Écrit par Asher256, en Septembre 2001
URL: http://qbworld.asher256.com

Ce tutoriel vous enseignera les techniques pour optimiser votre code QuickBasic.

Les routines PSET et POINT : des performances limitées

Avant toute chose, évitez d’utiliser les modes graphiques SCREEN 7 ou SCREEN 12, qui sont aujourd’hui obsolètes. Privilégiez le mode SCREEN 13 (résolution de 320×200 pixels en 256 couleurs).

Les routines PSET natives de QuickBasic manquent d’efficacité. Si vous tentez de simuler un effacement d’écran (CLS) en redessinant chaque point avec PSET, l’affichage se fera pixel par pixel de manière très lente.

Exemple illustrant la lenteur de la routine PSET :

DEFINT A-Z:SCREEN 13
t! = TIMER

FOR c = 1 TO 10         ' Changement de couleur
        FOR y = 0 TO 199
                FOR x = 0 TO 319
                        PSET (x,y),c+50
                NEXT
        NEXT
NEXT

A$ = INPUT$(1)

SCREEN 0 : WIDTH 80
PRINT "Temps d'affichage : "; TIMER - t!; " secondes."

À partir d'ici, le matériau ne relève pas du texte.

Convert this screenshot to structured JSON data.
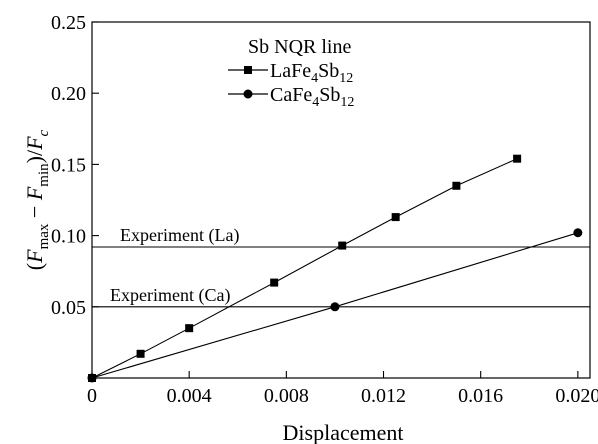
{
  "chart_data": {
    "type": "line",
    "title": "",
    "xlabel": "Displacement",
    "ylabel_parts": {
      "open": "(",
      "f1": "F",
      "sub1": "max",
      "minus": " − ",
      "f2": "F",
      "sub2": "min",
      "close": ")/",
      "f3": "F",
      "sub3": "c"
    },
    "xlim": [
      0,
      0.0205
    ],
    "ylim": [
      0,
      0.25
    ],
    "x_ticks": [
      {
        "value": 0,
        "label": "0"
      },
      {
        "value": 0.004,
        "label": "0.004"
      },
      {
        "value": 0.008,
        "label": "0.008"
      },
      {
        "value": 0.012,
        "label": "0.012"
      },
      {
        "value": 0.016,
        "label": "0.016"
      },
      {
        "value": 0.02,
        "label": "0.020"
      }
    ],
    "y_ticks": [
      {
        "value": 0.05,
        "label": "0.05"
      },
      {
        "value": 0.1,
        "label": "0.10"
      },
      {
        "value": 0.15,
        "label": "0.15"
      },
      {
        "value": 0.2,
        "label": "0.20"
      },
      {
        "value": 0.25,
        "label": "0.25"
      }
    ],
    "grid": false,
    "legend": {
      "title": "Sb NQR line",
      "placement": "top-center"
    },
    "series": [
      {
        "name_parts": {
          "base": "LaFe",
          "sub1": "4",
          "mid": "Sb",
          "sub2": "12"
        },
        "marker": "square",
        "x": [
          0,
          0.002,
          0.004,
          0.0075,
          0.0103,
          0.0125,
          0.015,
          0.0175
        ],
        "y": [
          0,
          0.017,
          0.035,
          0.067,
          0.093,
          0.113,
          0.135,
          0.154
        ]
      },
      {
        "name_parts": {
          "base": "CaFe",
          "sub1": "4",
          "mid": "Sb",
          "sub2": "12"
        },
        "marker": "circle",
        "x": [
          0,
          0.01,
          0.02
        ],
        "y": [
          0,
          0.05,
          0.102
        ]
      }
    ],
    "reference_lines": [
      {
        "label": "Experiment (La)",
        "y": 0.092
      },
      {
        "label": "Experiment (Ca)",
        "y": 0.05
      }
    ]
  }
}
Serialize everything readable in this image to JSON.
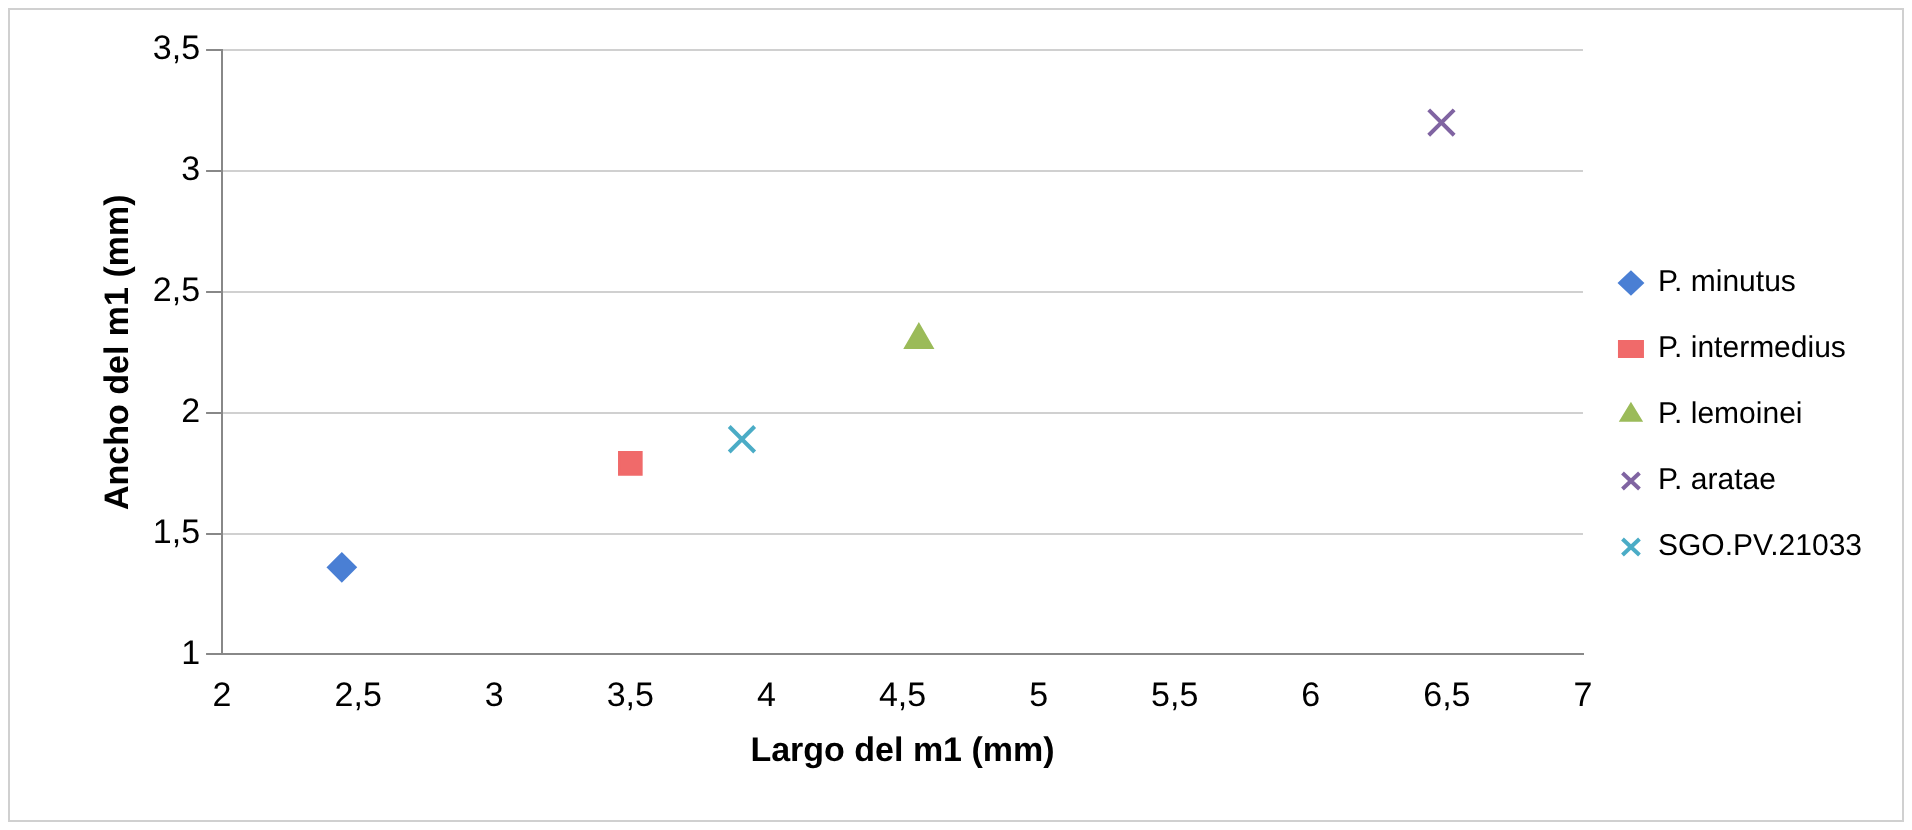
{
  "chart_data": {
    "type": "scatter",
    "xlabel": "Largo del m1 (mm)",
    "ylabel": "Ancho del m1 (mm)",
    "xlim": [
      2,
      7
    ],
    "ylim": [
      1,
      3.5
    ],
    "xticks": [
      2,
      {
        "value": 2.5,
        "label": "2,5"
      },
      3,
      {
        "value": 3.5,
        "label": "3,5"
      },
      4,
      {
        "value": 4.5,
        "label": "4,5"
      },
      5,
      {
        "value": 5.5,
        "label": "5,5"
      },
      6,
      {
        "value": 6.5,
        "label": "6,5"
      },
      7
    ],
    "yticks": [
      1,
      {
        "value": 1.5,
        "label": "1,5"
      },
      2,
      {
        "value": 2.5,
        "label": "2,5"
      },
      3,
      {
        "value": 3.5,
        "label": "3,5"
      }
    ],
    "grid": "y",
    "legend": "right",
    "series": [
      {
        "name": "P. minutus",
        "color": "#4a7fd4",
        "marker": "diamond",
        "x": [
          2.44
        ],
        "values": [
          1.36
        ]
      },
      {
        "name": "P. intermedius",
        "color": "#f06a6a",
        "marker": "square",
        "x": [
          3.5
        ],
        "values": [
          1.79
        ]
      },
      {
        "name": "P. lemoinei",
        "color": "#9bbb59",
        "marker": "triangle",
        "x": [
          4.56
        ],
        "values": [
          2.3
        ]
      },
      {
        "name": "P. aratae",
        "color": "#8064a2",
        "marker": "cross",
        "x": [
          6.48
        ],
        "values": [
          3.2
        ]
      },
      {
        "name": "SGO.PV.21033",
        "color": "#4bacc6",
        "marker": "cross",
        "x": [
          3.91
        ],
        "values": [
          1.89
        ]
      }
    ]
  }
}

Voici une approche alternative bien plus performante utilisant les accès mémoire :

DEFINT A-Z              ' Utilisation systématique des INTEGER pour la rapidité
DIM offset AS LONG      ' Type LONG car l'adresse de l'offset dépasse 32767
SCREEN 13

DEF SEG = &HA000        ' Pointage du segment de la mémoire vidéo
t! = TIMER
FOR c = 1 TO 3          ' Changement de couleur
        FOR offset = 0 TO 63999
                POKE offset, c
        NEXT
NEXT
DEF SEG                 ' Restauration du segment par défaut de QuickBasic
A$ = INPUT$(1)

SCREEN 0 : WIDTH 80
PRINT "Temps d'affichage : "; TIMER - t!; " secondes."

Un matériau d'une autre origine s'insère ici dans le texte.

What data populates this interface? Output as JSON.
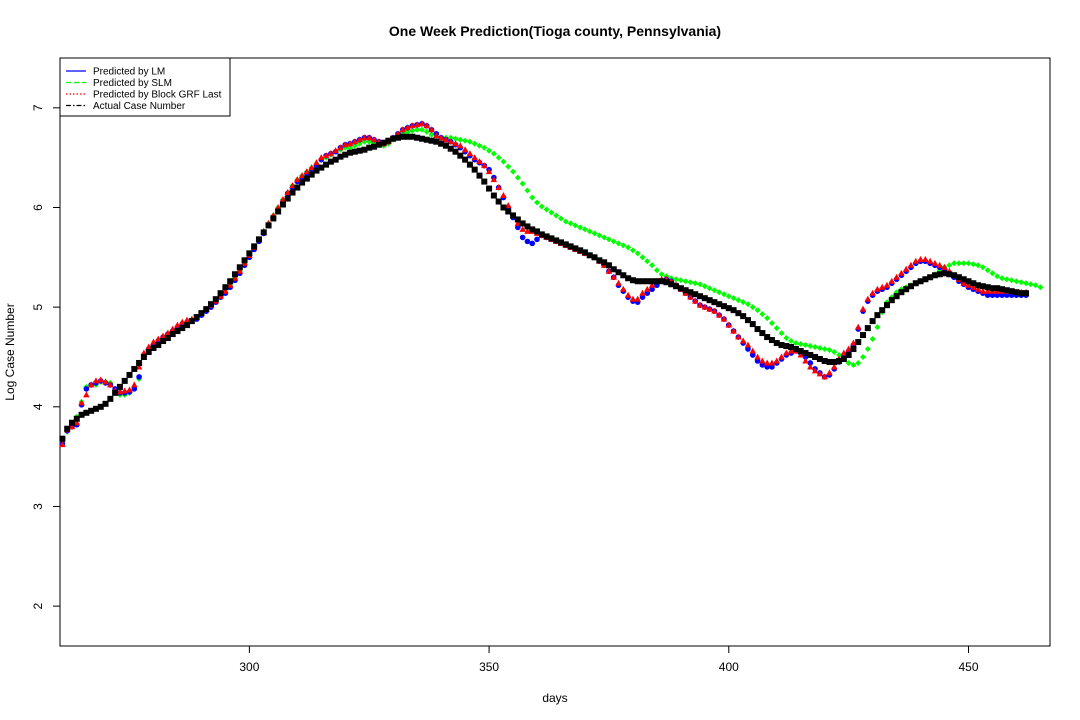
{
  "chart_data": {
    "type": "scatter",
    "title": "One Week Prediction(Tioga county, Pennsylvania)",
    "xlabel": "days",
    "ylabel": "Log Case Number",
    "xlim": [
      260.5,
      467
    ],
    "ylim": [
      1.6,
      7.5
    ],
    "xticks": [
      300,
      350,
      400,
      450
    ],
    "yticks": [
      2,
      3,
      4,
      5,
      6,
      7
    ],
    "grid": false,
    "legend_position": "top-left",
    "x_start": 261,
    "series": [
      {
        "name": "Actual Case Number",
        "color": "#000000",
        "marker": "square",
        "values": [
          3.68,
          3.78,
          3.84,
          3.88,
          3.92,
          3.94,
          3.96,
          3.98,
          4.0,
          4.03,
          4.08,
          4.14,
          4.2,
          4.26,
          4.32,
          4.38,
          4.44,
          4.5,
          4.55,
          4.59,
          4.62,
          4.66,
          4.69,
          4.73,
          4.76,
          4.79,
          4.82,
          4.86,
          4.9,
          4.94,
          4.98,
          5.03,
          5.08,
          5.14,
          5.2,
          5.26,
          5.33,
          5.4,
          5.47,
          5.54,
          5.61,
          5.68,
          5.75,
          5.82,
          5.89,
          5.96,
          6.03,
          6.09,
          6.15,
          6.2,
          6.25,
          6.29,
          6.33,
          6.37,
          6.4,
          6.43,
          6.46,
          6.48,
          6.51,
          6.53,
          6.55,
          6.56,
          6.57,
          6.58,
          6.6,
          6.61,
          6.63,
          6.65,
          6.67,
          6.69,
          6.7,
          6.71,
          6.71,
          6.71,
          6.7,
          6.69,
          6.68,
          6.67,
          6.66,
          6.64,
          6.62,
          6.59,
          6.56,
          6.52,
          6.48,
          6.43,
          6.38,
          6.32,
          6.26,
          6.19,
          6.12,
          6.06,
          6.0,
          5.96,
          5.92,
          5.88,
          5.84,
          5.81,
          5.78,
          5.76,
          5.73,
          5.71,
          5.69,
          5.67,
          5.65,
          5.63,
          5.61,
          5.59,
          5.57,
          5.55,
          5.52,
          5.5,
          5.47,
          5.45,
          5.42,
          5.38,
          5.35,
          5.32,
          5.29,
          5.27,
          5.26,
          5.26,
          5.26,
          5.26,
          5.26,
          5.26,
          5.25,
          5.23,
          5.21,
          5.19,
          5.17,
          5.15,
          5.13,
          5.11,
          5.09,
          5.07,
          5.05,
          5.03,
          5.01,
          4.99,
          4.97,
          4.94,
          4.91,
          4.87,
          4.83,
          4.78,
          4.74,
          4.7,
          4.67,
          4.64,
          4.62,
          4.61,
          4.6,
          4.58,
          4.56,
          4.54,
          4.52,
          4.5,
          4.48,
          4.46,
          4.45,
          4.45,
          4.46,
          4.48,
          4.52,
          4.58,
          4.65,
          4.72,
          4.79,
          4.86,
          4.92,
          4.97,
          5.02,
          5.07,
          5.11,
          5.15,
          5.18,
          5.21,
          5.24,
          5.26,
          5.28,
          5.3,
          5.32,
          5.33,
          5.34,
          5.33,
          5.32,
          5.3,
          5.28,
          5.26,
          5.24,
          5.22,
          5.21,
          5.2,
          5.19,
          5.19,
          5.18,
          5.17,
          5.16,
          5.15,
          5.14,
          5.14
        ]
      },
      {
        "name": "Predicted by SLM",
        "color": "#00ff00",
        "marker": "diamond",
        "values": [
          3.65,
          3.75,
          3.82,
          3.9,
          4.05,
          4.2,
          4.22,
          4.22,
          4.25,
          4.25,
          4.24,
          4.15,
          4.12,
          4.12,
          4.14,
          4.2,
          4.28,
          4.52,
          4.58,
          4.62,
          4.67,
          4.7,
          4.72,
          4.76,
          4.78,
          4.8,
          4.83,
          4.86,
          4.89,
          4.93,
          4.97,
          5.01,
          5.05,
          5.1,
          5.15,
          5.22,
          5.29,
          5.36,
          5.44,
          5.52,
          5.6,
          5.68,
          5.76,
          5.84,
          5.92,
          6.0,
          6.08,
          6.15,
          6.22,
          6.28,
          6.32,
          6.36,
          6.4,
          6.44,
          6.48,
          6.5,
          6.53,
          6.56,
          6.58,
          6.6,
          6.6,
          6.62,
          6.64,
          6.66,
          6.66,
          6.65,
          6.64,
          6.62,
          6.64,
          6.68,
          6.72,
          6.75,
          6.76,
          6.77,
          6.78,
          6.78,
          6.76,
          6.73,
          6.71,
          6.7,
          6.7,
          6.7,
          6.69,
          6.68,
          6.67,
          6.66,
          6.64,
          6.62,
          6.6,
          6.57,
          6.54,
          6.5,
          6.46,
          6.41,
          6.36,
          6.3,
          6.24,
          6.17,
          6.1,
          6.05,
          6.01,
          5.98,
          5.95,
          5.92,
          5.89,
          5.86,
          5.84,
          5.82,
          5.8,
          5.78,
          5.76,
          5.74,
          5.72,
          5.7,
          5.68,
          5.66,
          5.64,
          5.62,
          5.6,
          5.57,
          5.54,
          5.5,
          5.46,
          5.42,
          5.37,
          5.33,
          5.31,
          5.29,
          5.28,
          5.27,
          5.26,
          5.25,
          5.24,
          5.23,
          5.21,
          5.19,
          5.17,
          5.15,
          5.13,
          5.11,
          5.09,
          5.07,
          5.05,
          5.03,
          5.0,
          4.97,
          4.93,
          4.89,
          4.84,
          4.79,
          4.74,
          4.69,
          4.66,
          4.64,
          4.63,
          4.62,
          4.61,
          4.6,
          4.59,
          4.58,
          4.57,
          4.55,
          4.52,
          4.48,
          4.44,
          4.42,
          4.44,
          4.5,
          4.58,
          4.68,
          4.8,
          4.95,
          5.05,
          5.1,
          5.15,
          5.18,
          5.2,
          5.22,
          5.24,
          5.26,
          5.28,
          5.3,
          5.33,
          5.37,
          5.4,
          5.42,
          5.44,
          5.44,
          5.44,
          5.44,
          5.43,
          5.42,
          5.4,
          5.37,
          5.34,
          5.31,
          5.29,
          5.28,
          5.27,
          5.26,
          5.25,
          5.24,
          5.23,
          5.22,
          5.2
        ]
      },
      {
        "name": "Predicted by LM",
        "color": "#0000ff",
        "marker": "circle",
        "values": [
          3.63,
          3.76,
          3.8,
          3.82,
          4.02,
          4.18,
          4.22,
          4.24,
          4.26,
          4.24,
          4.22,
          4.18,
          4.14,
          4.14,
          4.15,
          4.18,
          4.3,
          4.52,
          4.58,
          4.62,
          4.66,
          4.7,
          4.73,
          4.76,
          4.8,
          4.83,
          4.85,
          4.86,
          4.88,
          4.92,
          4.96,
          5.0,
          5.05,
          5.1,
          5.14,
          5.2,
          5.27,
          5.34,
          5.42,
          5.5,
          5.58,
          5.66,
          5.74,
          5.82,
          5.9,
          5.98,
          6.06,
          6.14,
          6.2,
          6.26,
          6.3,
          6.34,
          6.38,
          6.42,
          6.48,
          6.52,
          6.54,
          6.56,
          6.6,
          6.63,
          6.64,
          6.66,
          6.68,
          6.7,
          6.7,
          6.68,
          6.66,
          6.64,
          6.66,
          6.7,
          6.74,
          6.78,
          6.8,
          6.82,
          6.83,
          6.84,
          6.82,
          6.78,
          6.74,
          6.7,
          6.68,
          6.66,
          6.63,
          6.6,
          6.56,
          6.52,
          6.48,
          6.45,
          6.42,
          6.38,
          6.3,
          6.2,
          6.1,
          6.0,
          5.9,
          5.8,
          5.7,
          5.66,
          5.64,
          5.68,
          5.72,
          5.7,
          5.68,
          5.66,
          5.64,
          5.62,
          5.6,
          5.58,
          5.56,
          5.54,
          5.52,
          5.5,
          5.46,
          5.42,
          5.36,
          5.3,
          5.22,
          5.16,
          5.1,
          5.06,
          5.05,
          5.1,
          5.14,
          5.18,
          5.22,
          5.26,
          5.28,
          5.26,
          5.22,
          5.18,
          5.14,
          5.1,
          5.06,
          5.02,
          5.0,
          4.98,
          4.96,
          4.92,
          4.88,
          4.82,
          4.76,
          4.7,
          4.64,
          4.58,
          4.52,
          4.46,
          4.42,
          4.4,
          4.4,
          4.44,
          4.48,
          4.52,
          4.54,
          4.56,
          4.54,
          4.5,
          4.44,
          4.38,
          4.34,
          4.3,
          4.32,
          4.38,
          4.45,
          4.52,
          4.56,
          4.62,
          4.78,
          4.96,
          5.06,
          5.12,
          5.16,
          5.18,
          5.2,
          5.24,
          5.28,
          5.32,
          5.36,
          5.4,
          5.44,
          5.46,
          5.46,
          5.44,
          5.42,
          5.4,
          5.38,
          5.34,
          5.3,
          5.26,
          5.23,
          5.2,
          5.18,
          5.16,
          5.14,
          5.12,
          5.12,
          5.12,
          5.12,
          5.12,
          5.12,
          5.12,
          5.12,
          5.12
        ]
      },
      {
        "name": "Predicted by Block GRF Last",
        "color": "#ff0000",
        "marker": "triangle",
        "values": [
          3.62,
          3.77,
          3.8,
          3.84,
          4.04,
          4.12,
          4.22,
          4.26,
          4.27,
          4.25,
          4.22,
          4.16,
          4.15,
          4.16,
          4.17,
          4.22,
          4.4,
          4.54,
          4.6,
          4.65,
          4.68,
          4.71,
          4.74,
          4.78,
          4.82,
          4.85,
          4.87,
          4.88,
          4.9,
          4.94,
          4.98,
          5.02,
          5.06,
          5.11,
          5.16,
          5.22,
          5.29,
          5.36,
          5.44,
          5.52,
          5.6,
          5.68,
          5.76,
          5.84,
          5.92,
          6.0,
          6.08,
          6.15,
          6.22,
          6.28,
          6.32,
          6.36,
          6.4,
          6.45,
          6.5,
          6.52,
          6.54,
          6.57,
          6.6,
          6.63,
          6.64,
          6.66,
          6.68,
          6.7,
          6.7,
          6.68,
          6.66,
          6.64,
          6.66,
          6.7,
          6.74,
          6.78,
          6.8,
          6.82,
          6.83,
          6.84,
          6.82,
          6.78,
          6.72,
          6.7,
          6.68,
          6.66,
          6.64,
          6.62,
          6.58,
          6.54,
          6.5,
          6.46,
          6.42,
          6.36,
          6.28,
          6.2,
          6.12,
          6.02,
          5.92,
          5.84,
          5.78,
          5.76,
          5.76,
          5.74,
          5.72,
          5.7,
          5.68,
          5.66,
          5.64,
          5.62,
          5.6,
          5.58,
          5.56,
          5.54,
          5.52,
          5.5,
          5.46,
          5.42,
          5.36,
          5.3,
          5.24,
          5.18,
          5.12,
          5.08,
          5.08,
          5.14,
          5.18,
          5.22,
          5.26,
          5.28,
          5.28,
          5.26,
          5.22,
          5.18,
          5.14,
          5.1,
          5.06,
          5.02,
          5.0,
          4.98,
          4.96,
          4.92,
          4.88,
          4.82,
          4.76,
          4.7,
          4.66,
          4.62,
          4.56,
          4.5,
          4.46,
          4.44,
          4.44,
          4.46,
          4.5,
          4.54,
          4.56,
          4.56,
          4.52,
          4.46,
          4.4,
          4.36,
          4.33,
          4.3,
          4.34,
          4.4,
          4.48,
          4.54,
          4.58,
          4.64,
          4.8,
          4.98,
          5.08,
          5.14,
          5.18,
          5.2,
          5.22,
          5.26,
          5.3,
          5.34,
          5.38,
          5.42,
          5.46,
          5.48,
          5.48,
          5.46,
          5.44,
          5.42,
          5.4,
          5.36,
          5.32,
          5.28,
          5.24,
          5.22,
          5.2,
          5.18,
          5.16,
          5.16,
          5.16,
          5.16,
          5.16,
          5.16,
          5.16,
          5.15,
          5.15,
          5.15
        ]
      }
    ],
    "legend": [
      {
        "label": "Predicted by LM",
        "color": "#0000ff",
        "dash": "solid"
      },
      {
        "label": "Predicted by SLM",
        "color": "#00ff00",
        "dash": "dashed"
      },
      {
        "label": "Predicted by Block GRF Last",
        "color": "#ff0000",
        "dash": "dotted"
      },
      {
        "label": "Actual Case Number",
        "color": "#000000",
        "dash": "dashdot"
      }
    ]
  }
}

Sur un processeur Pentium à 100 MHz, le premier exemple requiert environ 3,6 secondes pour vider l’écran, tandis que le second n’a besoin que de 0,8 seconde. Une fois le code source compilé en binaire autonome (*.EXE), l’exécution devient quasi instantanée (moins de 0,2 seconde).

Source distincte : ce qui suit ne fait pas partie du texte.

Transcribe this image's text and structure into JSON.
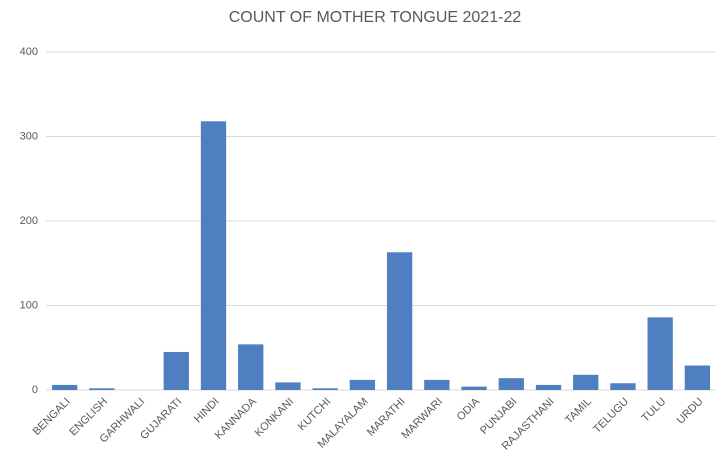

Pourquoi la routine PSET de QuickBasic est-elle si lente ? C’est parce qu’elle effectue de nombreuses vérifications en arrière-plan : validation de la résolution active, détermination du format d’affichage et vérification du nombre maximal de couleurs (2, 16, 256, etc.). Cette surcharge logicielle propre aux instructions de haut niveau pénalise les performances. Pour contourner cela, il est possible d’intégrer du code assembleur via l’instruction CALL ABSOLUTE ou en liant directement des modules objets gérés par TASM ou MASM au format *.QLB.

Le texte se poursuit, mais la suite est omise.